22 Aralık 2010 Çarşamba

biraz kitap, biraz film...

Bıraktığım yerden devam etmem gerekirse; pazar akşamüstü yemek dönüşü evde Cem'le DVD keyfi yaptık. Hazır kebapları götürmüşüz, üzerimize ağırlık çökmüş, gömüldük koltuğumuza kiraladığımız Inception




adlı  Leonardo DiCaprio'nun filmini seyrettik. Filmin değişik bir konusu var..İnsanların rüyalarında bilinçaltına giriliyo. Etkileyici bir filmdi..Her ne kadar Leonardo 'yu pek beğenmesem, aksiyon filmleri yerine romantik komedileri tercih etsem de izlenebilitesi olan bir film..Tavsiye ederim yani..
Bu arada neden sinemaya gitmeyip DVD kiraladığımı merak ediyorsanız; öncelikle sinema ve tiyatroyu severim ancak 2 kişilik bir aile olarak sinema ve özel tiyatroların fiyatları beni rahatsız ediyor.

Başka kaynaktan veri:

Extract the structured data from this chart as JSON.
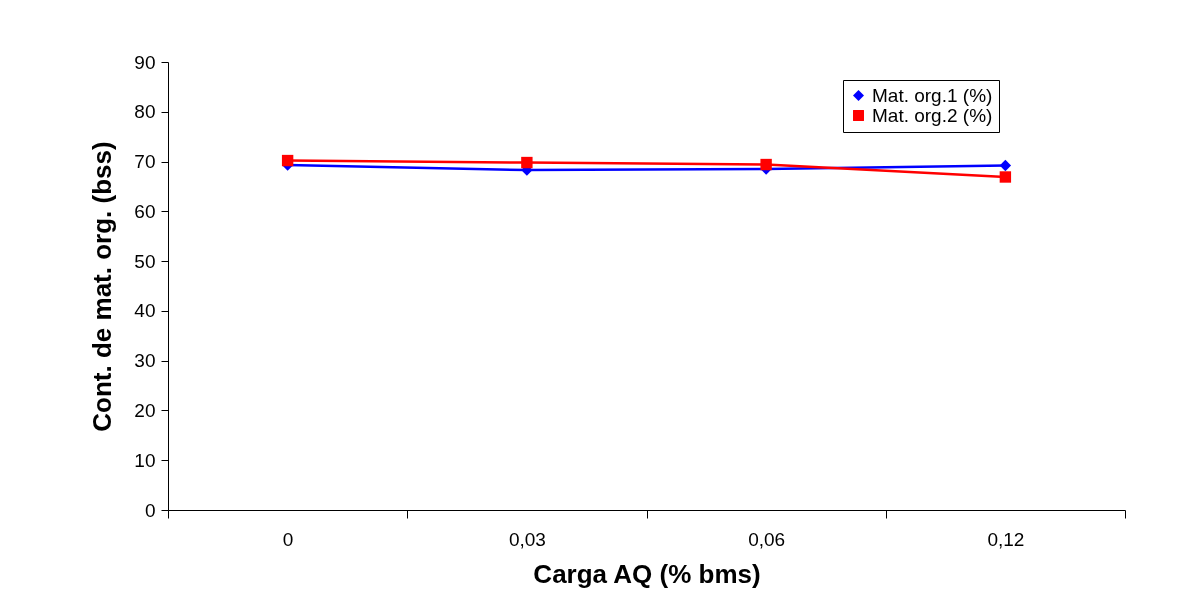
{
  "chart_data": {
    "type": "line",
    "xlabel": "Carga AQ (% bms)",
    "ylabel": "Cont. de mat. org. (bss)",
    "categories": [
      "0",
      "0,03",
      "0,06",
      "0,12"
    ],
    "series": [
      {
        "name": "Mat. org.1 (%)",
        "color": "#0000ff",
        "marker": "diamond",
        "values": [
          69.3,
          68.3,
          68.5,
          69.2
        ]
      },
      {
        "name": "Mat. org.2 (%)",
        "color": "#ff0000",
        "marker": "square",
        "values": [
          70.2,
          69.8,
          69.4,
          66.9
        ]
      }
    ],
    "ylim": [
      0,
      90
    ],
    "yticks": [
      0,
      10,
      20,
      30,
      40,
      50,
      60,
      70,
      80,
      90
    ],
    "grid": false,
    "legend": "top right"
  }
}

Seyretmesi keyifli olsa da bu denli fahiş fiyatlı olmaları bana ters geliyor, kısmen de olsa kendi kendime protesto ediyorum..Gösterime girdikten biraz sonrada olsa takip edip, seyretmeye gayret ediyorum..
Bu arada küçük bir not: geçen haftasonu da Robin Hood




ve Sex and The City 2'yi seyrettik..




Robin Hood için " ehh işte" derken, Sex and The City 2 için acaip keyifli, komik ve güzel vakit geçirten bir film diyebilirim. Dizinin müdavimi olduğum için konu beni sardı özellikle Samantha Jones beni gülmekten çatlattı :)

Pazartesi artık, "Türkan Tek ve Tek Başına"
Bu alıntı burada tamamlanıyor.